The American pattern of enslavement, based on race, and forced upon successive generations of people, has no precedent in known world history. It was the labor of people forced into this work that made our young colony brash enough to claim its independence from England, and that ensured this country’s economic success for nearly a century after the revolution of 1776.
This is a fact few white people remember as they say the Pledge of Allegiance or down a hamburger on the Fourth of July. But it is a fact that is with the decendents of enslaved people, and, truly, with all of us, every day, even as we all hold our heads high and pledge liberty and justice for all. Those words have always been an aspiration, one that holds great personal meaning for those who know what it is like to not be deemed equal.
White northerners have long had a get-out-of-jail free card, brushing off slavery as a southern problem, one in which, as the victors in the Civil War, we believe we held the moral high ground. New York outlawed slavery in 1827 — a half century in the life of this young nation, but still less than a lifetime before the southern states were forced to follow suit.
New York slave owners had plenty of advance warning this would happen, and would often sell people to owners in states that had not yet outlawed slavery in order to protect their investment.
One of the largest slave-trading families in U.S. history was the DeWolf family of Rhode Island. A descendent of that family, Katrina Browne, shot a film tracing her family’s journey, “Traces of the Trade: A Story from the Deep North,” being screened at the Southampton Arts Center Sept. 1 in partnership with the Southampton African American Museum. It’s a good attempt to set the story right.
The northern history is revisionist history, and it is a history we need to tell truthfully. The wealth and industry of the north could never have been generated without the labor in the cotton fields of the south.
Early family homesteads on the North and South forks relied on the work of slaves. At the turn of the 19th Century there were 41 slaves living in Southold, and 518 in Suffolk County, according to figures generated by the Southold Historical Society for their current exhibition, “Slavery in Southold,” at the Society’s museum complex through Sept. 22.
Many enslaved people throughout the East End fled to the Shinnecock Nation for shelter and safety. It’s not uncommon for white East Enders to still, after all these years, grumble questions about the ethnic purity of members of the Shinnecock Nation. Not only is this no one’s business, but when you really think about this idea, it is a line of racist rhetoric that has no place outside of Nazi Germany.
Persecuted people need to stick together.
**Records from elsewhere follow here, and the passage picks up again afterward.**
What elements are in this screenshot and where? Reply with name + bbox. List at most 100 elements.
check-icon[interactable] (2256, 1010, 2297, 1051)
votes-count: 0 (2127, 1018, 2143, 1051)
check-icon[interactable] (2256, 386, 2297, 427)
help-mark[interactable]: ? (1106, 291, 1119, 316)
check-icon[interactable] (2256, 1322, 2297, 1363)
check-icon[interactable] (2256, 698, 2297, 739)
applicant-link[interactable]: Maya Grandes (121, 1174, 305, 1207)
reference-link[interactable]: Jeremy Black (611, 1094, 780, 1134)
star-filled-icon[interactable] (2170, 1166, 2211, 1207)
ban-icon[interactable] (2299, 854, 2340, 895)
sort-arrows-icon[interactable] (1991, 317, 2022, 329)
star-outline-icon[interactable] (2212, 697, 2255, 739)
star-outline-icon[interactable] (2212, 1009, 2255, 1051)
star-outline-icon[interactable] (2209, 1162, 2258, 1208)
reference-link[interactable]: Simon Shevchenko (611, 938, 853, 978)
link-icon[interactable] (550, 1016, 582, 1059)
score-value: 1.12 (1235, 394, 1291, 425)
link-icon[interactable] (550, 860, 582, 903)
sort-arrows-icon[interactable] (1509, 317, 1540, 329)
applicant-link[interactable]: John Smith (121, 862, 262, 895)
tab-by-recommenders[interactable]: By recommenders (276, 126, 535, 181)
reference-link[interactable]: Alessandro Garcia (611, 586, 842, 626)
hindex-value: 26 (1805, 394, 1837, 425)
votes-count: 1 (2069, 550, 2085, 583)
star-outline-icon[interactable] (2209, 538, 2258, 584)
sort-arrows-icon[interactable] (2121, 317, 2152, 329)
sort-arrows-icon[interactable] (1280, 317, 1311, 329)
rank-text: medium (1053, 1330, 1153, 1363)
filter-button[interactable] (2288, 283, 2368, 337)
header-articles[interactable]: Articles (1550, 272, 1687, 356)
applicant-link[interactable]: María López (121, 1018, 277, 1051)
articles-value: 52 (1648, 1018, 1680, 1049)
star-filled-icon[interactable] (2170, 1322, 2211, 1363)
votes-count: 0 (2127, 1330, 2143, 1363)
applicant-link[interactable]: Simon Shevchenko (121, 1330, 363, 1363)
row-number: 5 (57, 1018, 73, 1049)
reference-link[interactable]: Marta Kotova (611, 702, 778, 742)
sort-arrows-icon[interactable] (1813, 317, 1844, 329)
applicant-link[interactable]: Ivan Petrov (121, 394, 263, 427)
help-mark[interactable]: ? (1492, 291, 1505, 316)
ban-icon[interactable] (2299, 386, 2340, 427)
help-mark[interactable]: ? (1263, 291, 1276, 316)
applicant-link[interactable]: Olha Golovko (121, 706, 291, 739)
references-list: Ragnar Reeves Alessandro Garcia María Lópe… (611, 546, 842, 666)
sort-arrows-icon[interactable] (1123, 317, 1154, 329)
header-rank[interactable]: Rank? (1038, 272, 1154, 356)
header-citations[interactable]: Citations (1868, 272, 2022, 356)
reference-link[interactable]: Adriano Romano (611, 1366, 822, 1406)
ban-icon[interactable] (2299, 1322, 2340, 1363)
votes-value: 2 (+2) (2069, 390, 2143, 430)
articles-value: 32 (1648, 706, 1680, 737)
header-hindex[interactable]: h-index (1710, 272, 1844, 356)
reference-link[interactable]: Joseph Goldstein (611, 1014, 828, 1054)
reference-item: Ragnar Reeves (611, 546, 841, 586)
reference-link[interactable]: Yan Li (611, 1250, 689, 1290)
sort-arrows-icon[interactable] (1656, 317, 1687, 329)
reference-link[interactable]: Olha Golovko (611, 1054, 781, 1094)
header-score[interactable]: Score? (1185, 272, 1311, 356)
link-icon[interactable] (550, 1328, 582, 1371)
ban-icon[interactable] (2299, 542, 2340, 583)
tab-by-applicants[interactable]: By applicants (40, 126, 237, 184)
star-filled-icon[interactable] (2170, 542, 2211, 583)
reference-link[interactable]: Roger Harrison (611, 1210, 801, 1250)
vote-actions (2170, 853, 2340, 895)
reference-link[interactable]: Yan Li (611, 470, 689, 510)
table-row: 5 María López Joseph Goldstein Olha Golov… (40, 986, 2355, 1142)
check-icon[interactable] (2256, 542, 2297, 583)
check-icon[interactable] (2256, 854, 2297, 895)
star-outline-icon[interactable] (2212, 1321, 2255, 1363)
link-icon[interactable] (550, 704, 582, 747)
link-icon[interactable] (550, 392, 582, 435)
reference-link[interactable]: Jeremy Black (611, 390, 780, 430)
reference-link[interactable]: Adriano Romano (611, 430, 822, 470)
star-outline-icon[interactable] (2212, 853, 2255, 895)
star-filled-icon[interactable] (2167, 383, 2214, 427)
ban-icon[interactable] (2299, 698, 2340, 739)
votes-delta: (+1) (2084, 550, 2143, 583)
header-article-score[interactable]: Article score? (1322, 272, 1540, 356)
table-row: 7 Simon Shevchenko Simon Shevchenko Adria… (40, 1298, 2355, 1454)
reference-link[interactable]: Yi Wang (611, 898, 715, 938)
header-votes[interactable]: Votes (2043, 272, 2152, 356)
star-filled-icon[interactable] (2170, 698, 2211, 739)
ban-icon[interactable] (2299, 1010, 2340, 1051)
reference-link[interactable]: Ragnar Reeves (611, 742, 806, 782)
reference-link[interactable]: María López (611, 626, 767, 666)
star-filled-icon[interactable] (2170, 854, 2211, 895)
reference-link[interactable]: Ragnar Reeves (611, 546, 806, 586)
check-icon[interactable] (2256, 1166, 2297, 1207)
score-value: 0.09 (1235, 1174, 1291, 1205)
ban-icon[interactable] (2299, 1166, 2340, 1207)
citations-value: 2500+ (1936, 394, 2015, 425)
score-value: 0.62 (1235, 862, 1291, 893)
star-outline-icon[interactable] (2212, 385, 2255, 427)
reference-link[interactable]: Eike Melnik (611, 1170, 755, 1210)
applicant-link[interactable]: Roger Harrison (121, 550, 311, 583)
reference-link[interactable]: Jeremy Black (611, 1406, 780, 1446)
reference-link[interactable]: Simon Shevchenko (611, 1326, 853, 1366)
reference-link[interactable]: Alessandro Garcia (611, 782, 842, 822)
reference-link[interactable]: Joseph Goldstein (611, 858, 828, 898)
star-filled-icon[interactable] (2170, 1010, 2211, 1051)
We all need to stick together.
The anti-black racism that is unique to this country is a direct result of our justifications for slavery that are rooted in fear tactics that have now been ingrained in our DNA over 400 years.
The truth is that the north’s record since the Civil Rights Movement has not been as good as the south’s record. Our schools and neighborhoods here remain highly segregated, while, in the south, busing programs instituted after the 1971 Supreme Court decision Swann v. Charlotte-Mecklenburg Board of Education have since made southern schools among the most integrated in the country.
It’s a big fault of the media that we never tell you the success stories, but this is one of them, as difficult as it surely was for the young people who got on those first buses and headed out to strange communities where they didn’t know anyone. If you think this is ancient history, ask around. Chances are you know several people who experienced busing first-hand.
Long Island is the tenth most segregated metropolitan area in the country, according to the education and advocacy group ERASE Racism, which points out that 53 percent of arrests in Suffolk County in the past decade were of non-white people, who are also five times more likely to be arrested after a traffic stop here.
So where do we go from here? We start by believing that when we salute the flag, we are taking the words of our pledge to heart.